'Wonder Woman: 1984' - A Fanboy Reviews
The latest attempt to 'save cinema'
‘Wonder Woman: 1984’ was directed by Patty Jenkins and stars Gal Gadot as the titular heroine as she journeys through 80’s Washington D.C. to thwart the plans of Maxwell Lord (played by the Mandalorian himself, Pedro Pascal) when he comes into possession of a stone that grants wishes, but takes something in return.
Another film carrying a lot of weight, like ‘Tenet’ before it, this film was released in December of 2020 to only a quarter of UK Cinemas. I, myself, was hankering to get back to the cinema, eat some over-priced, overly salty popcorn, and chow down on a tango ice blast with a film that just allows me to escape into something else for two hours or so. This movie allowed me to do just that.
The first half is slower paced than your average superhero escapade, opting for fleshing out the characters, their motivations and - more importantly - their conflicts with each other. This is much welcomed and much needed when balancing a conflicted hero, two burgeoning villains in Maxwell Lord and Barbara Minerva a.k.a Cheetah, and the return of Wonder Woman’s love interest from the previous film, Steve Trevor. You need to take the time to get to know these characters, and it results in deeper connections formed. You witness the villains fall from grace, understand their actions, and feel for them as, for the most part, they are simply misguided. This is what makes the best villains.
During the first half, we’re treated to an almost ‘Indiana Jones’ style sequence of hunting for an ancient artifact, trotting the globe, and the return of Chris Pine’s Steve Trevor. A much brighter colour is implemented, distancing it from the previous war-trodden film, and just a general feeling of innocent joy is washed over the entire film
The second half delves into more classic superhero territory, but the final battle veers away from the previous films mistake of a CGI-laden slog fest of heavy punches, and opts for a shorter fight with a more emotional conclusion tying it back to the overall message of the film, wrapping everything up in a neat little bow. The warmer color palette is still there, but it’s clear that Jenkins knows when to do away with the pretty colours and take things a little more seriously.
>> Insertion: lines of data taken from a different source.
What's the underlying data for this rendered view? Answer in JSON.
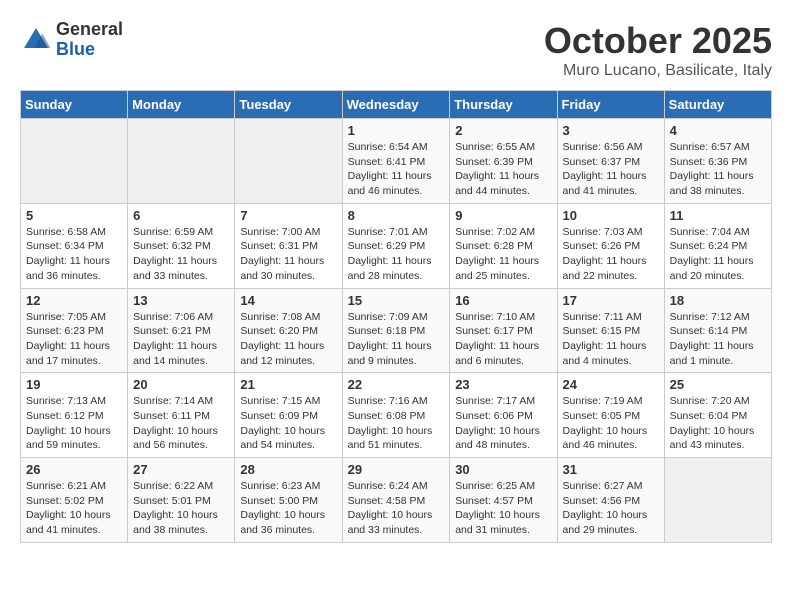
{
  "header": {
    "logo_general": "General",
    "logo_blue": "Blue",
    "month_title": "October 2025",
    "location": "Muro Lucano, Basilicate, Italy"
  },
  "weekdays": [
    "Sunday",
    "Monday",
    "Tuesday",
    "Wednesday",
    "Thursday",
    "Friday",
    "Saturday"
  ],
  "weeks": [
    [
      {
        "day": "",
        "info": ""
      },
      {
        "day": "",
        "info": ""
      },
      {
        "day": "",
        "info": ""
      },
      {
        "day": "1",
        "info": "Sunrise: 6:54 AM\nSunset: 6:41 PM\nDaylight: 11 hours\nand 46 minutes."
      },
      {
        "day": "2",
        "info": "Sunrise: 6:55 AM\nSunset: 6:39 PM\nDaylight: 11 hours\nand 44 minutes."
      },
      {
        "day": "3",
        "info": "Sunrise: 6:56 AM\nSunset: 6:37 PM\nDaylight: 11 hours\nand 41 minutes."
      },
      {
        "day": "4",
        "info": "Sunrise: 6:57 AM\nSunset: 6:36 PM\nDaylight: 11 hours\nand 38 minutes."
      }
    ],
    [
      {
        "day": "5",
        "info": "Sunrise: 6:58 AM\nSunset: 6:34 PM\nDaylight: 11 hours\nand 36 minutes."
      },
      {
        "day": "6",
        "info": "Sunrise: 6:59 AM\nSunset: 6:32 PM\nDaylight: 11 hours\nand 33 minutes."
      },
      {
        "day": "7",
        "info": "Sunrise: 7:00 AM\nSunset: 6:31 PM\nDaylight: 11 hours\nand 30 minutes."
      },
      {
        "day": "8",
        "info": "Sunrise: 7:01 AM\nSunset: 6:29 PM\nDaylight: 11 hours\nand 28 minutes."
      },
      {
        "day": "9",
        "info": "Sunrise: 7:02 AM\nSunset: 6:28 PM\nDaylight: 11 hours\nand 25 minutes."
      },
      {
        "day": "10",
        "info": "Sunrise: 7:03 AM\nSunset: 6:26 PM\nDaylight: 11 hours\nand 22 minutes."
      },
      {
        "day": "11",
        "info": "Sunrise: 7:04 AM\nSunset: 6:24 PM\nDaylight: 11 hours\nand 20 minutes."
      }
    ],
    [
      {
        "day": "12",
        "info": "Sunrise: 7:05 AM\nSunset: 6:23 PM\nDaylight: 11 hours\nand 17 minutes."
      },
      {
        "day": "13",
        "info": "Sunrise: 7:06 AM\nSunset: 6:21 PM\nDaylight: 11 hours\nand 14 minutes."
      },
      {
        "day": "14",
        "info": "Sunrise: 7:08 AM\nSunset: 6:20 PM\nDaylight: 11 hours\nand 12 minutes."
      },
      {
        "day": "15",
        "info": "Sunrise: 7:09 AM\nSunset: 6:18 PM\nDaylight: 11 hours\nand 9 minutes."
      },
      {
        "day": "16",
        "info": "Sunrise: 7:10 AM\nSunset: 6:17 PM\nDaylight: 11 hours\nand 6 minutes."
      },
      {
        "day": "17",
        "info": "Sunrise: 7:11 AM\nSunset: 6:15 PM\nDaylight: 11 hours\nand 4 minutes."
      },
      {
        "day": "18",
        "info": "Sunrise: 7:12 AM\nSunset: 6:14 PM\nDaylight: 11 hours\nand 1 minute."
      }
    ],
    [
      {
        "day": "19",
        "info": "Sunrise: 7:13 AM\nSunset: 6:12 PM\nDaylight: 10 hours\nand 59 minutes."
      },
      {
        "day": "20",
        "info": "Sunrise: 7:14 AM\nSunset: 6:11 PM\nDaylight: 10 hours\nand 56 minutes."
      },
      {
        "day": "21",
        "info": "Sunrise: 7:15 AM\nSunset: 6:09 PM\nDaylight: 10 hours\nand 54 minutes."
      },
      {
        "day": "22",
        "info": "Sunrise: 7:16 AM\nSunset: 6:08 PM\nDaylight: 10 hours\nand 51 minutes."
      },
      {
        "day": "23",
        "info": "Sunrise: 7:17 AM\nSunset: 6:06 PM\nDaylight: 10 hours\nand 48 minutes."
      },
      {
        "day": "24",
        "info": "Sunrise: 7:19 AM\nSunset: 6:05 PM\nDaylight: 10 hours\nand 46 minutes."
      },
      {
        "day": "25",
        "info": "Sunrise: 7:20 AM\nSunset: 6:04 PM\nDaylight: 10 hours\nand 43 minutes."
      }
    ],
    [
      {
        "day": "26",
        "info": "Sunrise: 6:21 AM\nSunset: 5:02 PM\nDaylight: 10 hours\nand 41 minutes."
      },
      {
        "day": "27",
        "info": "Sunrise: 6:22 AM\nSunset: 5:01 PM\nDaylight: 10 hours\nand 38 minutes."
      },
      {
        "day": "28",
        "info": "Sunrise: 6:23 AM\nSunset: 5:00 PM\nDaylight: 10 hours\nand 36 minutes."
      },
      {
        "day": "29",
        "info": "Sunrise: 6:24 AM\nSunset: 4:58 PM\nDaylight: 10 hours\nand 33 minutes."
      },
      {
        "day": "30",
        "info": "Sunrise: 6:25 AM\nSunset: 4:57 PM\nDaylight: 10 hours\nand 31 minutes."
      },
      {
        "day": "31",
        "info": "Sunrise: 6:27 AM\nSunset: 4:56 PM\nDaylight: 10 hours\nand 29 minutes."
      },
      {
        "day": "",
        "info": ""
      }
    ]
  ]
}
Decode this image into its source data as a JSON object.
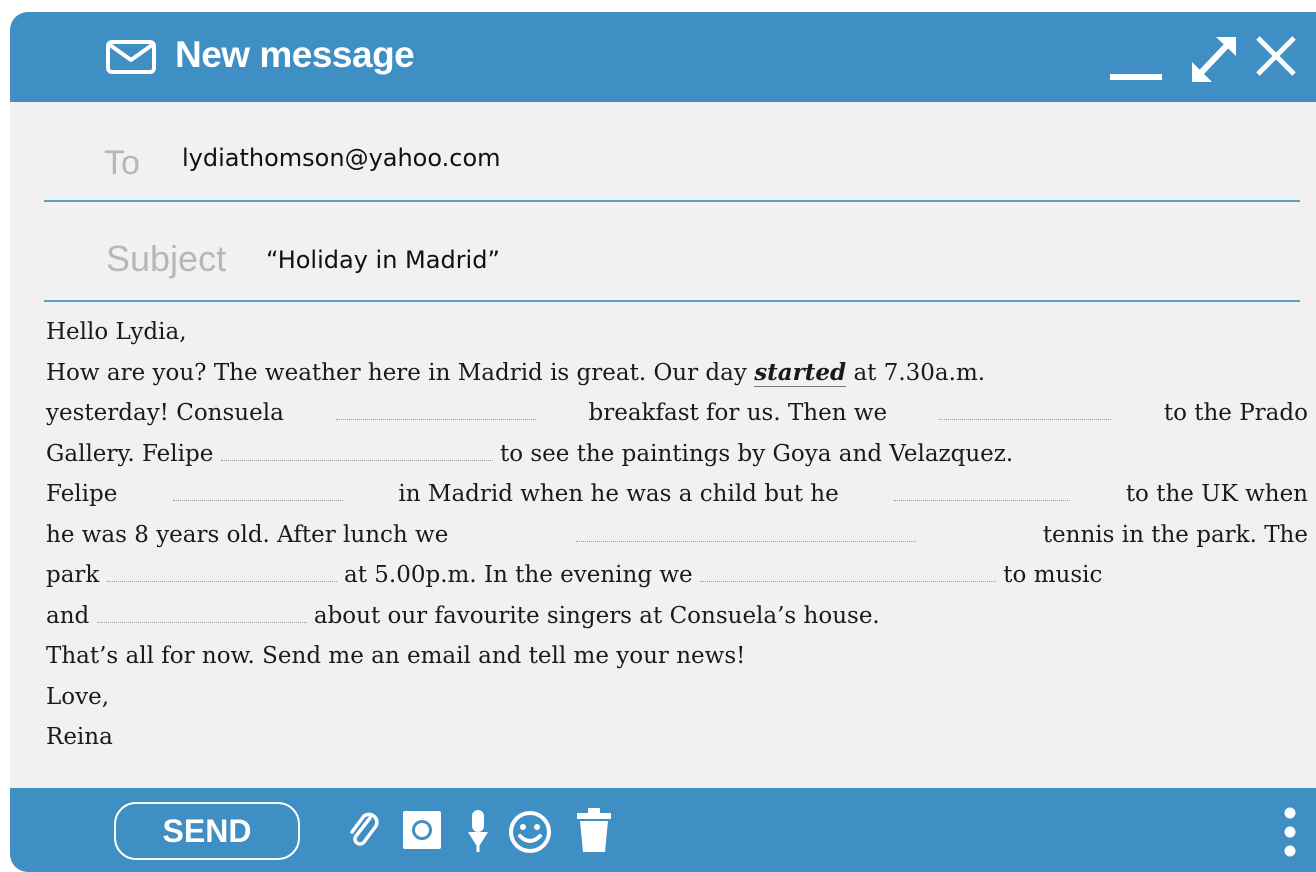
{
  "window": {
    "title": "New message",
    "accent_color": "#3f8fc4",
    "title_icon": "envelope-icon",
    "controls": [
      "minimize-icon",
      "maximize-icon",
      "close-icon"
    ]
  },
  "to": {
    "label": "To",
    "value": "lydiathomson@yahoo.com"
  },
  "subject": {
    "label": "Subject",
    "value": "“Holiday in Madrid”"
  },
  "message": {
    "greeting": "Hello Lydia,",
    "line1_a": "How are you? The weather here in Madrid is great. Our day",
    "example_answer": "started",
    "line1_b": "at 7.30a.m.",
    "line2_a": "yesterday! Consuela",
    "line2_b": "breakfast for us. Then we",
    "line2_c": "to the Prado",
    "line3_a": "Gallery. Felipe",
    "line3_b": "to see the paintings by Goya and Velazquez.",
    "line4_a": "Felipe",
    "line4_b": "in Madrid when he was a child but he",
    "line4_c": "to the UK when",
    "line5_a": "he was 8 years old. After lunch we",
    "line5_b": "tennis in the park. The",
    "line6_a": "park",
    "line6_b": "at 5.00p.m. In the evening we",
    "line6_c": "to music",
    "line7_a": "and",
    "line7_b": "about our favourite singers at Consuela’s house.",
    "line8": "That’s all for now. Send me an email and tell me your news!",
    "closing": "Love,",
    "signature": "Reina"
  },
  "toolbar": {
    "send_label": "SEND",
    "icons": [
      "paperclip-icon",
      "camera-icon",
      "microphone-icon",
      "emoji-icon",
      "trash-icon",
      "more-vertical-icon"
    ]
  }
}
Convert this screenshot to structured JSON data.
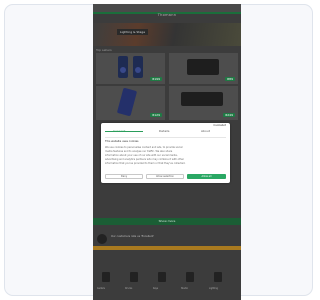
{
  "page": {
    "title": "Thomann",
    "banner_label": "Lighting & Stage",
    "section_label": "Top sellers"
  },
  "products": [
    {
      "name": "PA speaker pair",
      "price": "€199"
    },
    {
      "name": "LED flat par",
      "price": "€89"
    },
    {
      "name": "LED bar",
      "price": "€129"
    },
    {
      "name": "Light set",
      "price": "€249"
    }
  ],
  "cookie_dialog": {
    "tabs": [
      "Consent",
      "Details",
      "About"
    ],
    "active_tab": 0,
    "brand": "Cookiebot",
    "heading": "This website uses cookies",
    "lines": [
      "We use cookies to personalise content and ads, to provide social",
      "media features and to analyse our traffic. We also share",
      "information about your use of our site with our social media,",
      "advertising and analytics partners who may combine it with other",
      "information that you've provided to them or that they've collected."
    ],
    "buttons": {
      "deny": "Deny",
      "allow_selection": "Allow selection",
      "allow_all": "Allow all"
    }
  },
  "green_bar_label": "Show more",
  "review": {
    "text": "Our customers rate us 'Excellent'"
  },
  "bottom_items": [
    {
      "label": "Guitars"
    },
    {
      "label": "Drums"
    },
    {
      "label": "Keys"
    },
    {
      "label": "Studio"
    },
    {
      "label": "Lighting"
    }
  ],
  "colors": {
    "accent_green": "#2aa864",
    "dark_green": "#1b5e35",
    "orange": "#a97a1f"
  }
}
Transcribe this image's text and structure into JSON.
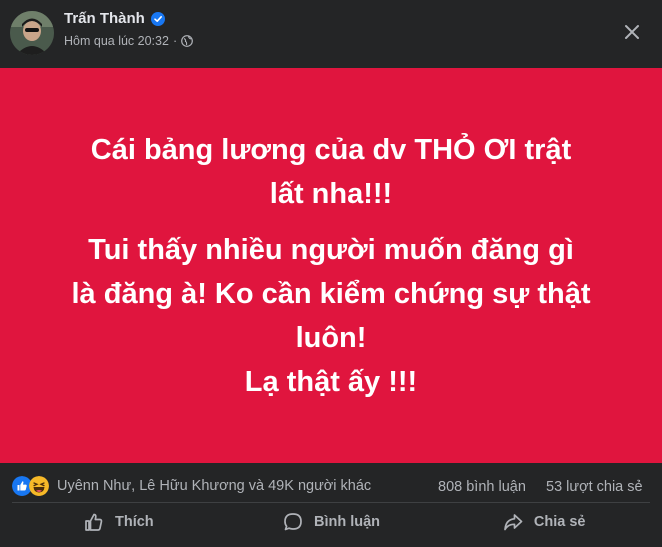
{
  "post": {
    "author": "Trấn Thành",
    "timestamp": "Hôm qua lúc 20:32",
    "privacy_icon": "globe-icon",
    "background_color": "#e0153e",
    "text_lines": [
      "Cái bảng lương của dv THỎ ƠI trật",
      "lất nha!!!",
      "Tui thấy nhiều người muốn đăng gì",
      "là đăng à! Ko cần kiểm chứng sự thật",
      "luôn!",
      "Lạ thật ấy !!!"
    ]
  },
  "stats": {
    "reaction_icons": [
      "like-icon",
      "haha-icon"
    ],
    "reactions_text": "Uyênn Như, Lê Hữu Khương và 49K người khác",
    "comments": "808 bình luận",
    "shares": "53 lượt chia sẻ"
  },
  "actions": {
    "like": "Thích",
    "comment": "Bình luận",
    "share": "Chia sẻ"
  },
  "colors": {
    "background": "#242526",
    "accent_blue": "#1877f2",
    "text_secondary": "#b0b3b8"
  }
}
I must say, I was thankful for the shorter CG sequence. They reserve the full transformation into Cheetah, and it seems that’s because they didn’t really know how to make it look good. Dark lighting hides some of the rougher edges, but when you get close up, I was reminded of a certain musical film that featured Cat-like features from last year, and shuddered in my seat.
But apart from some dodgy CG and a missed opportunity with the man out of time, this is the joyous romp that I think we need right now. It’s accessible for non-superhero fans, doesn’t get bogged down in setting up for sequel after sequel, and applies surprising depth to pretty much every single major player in ways that you might not necessarily expect.
Whilst I don’t think this will single-handedly save the cinemas, it’s a good enough time on or off the big screen to give you a much needed break from the seriousness of this year, and just relax into a neon-tinged world where you can have a good time.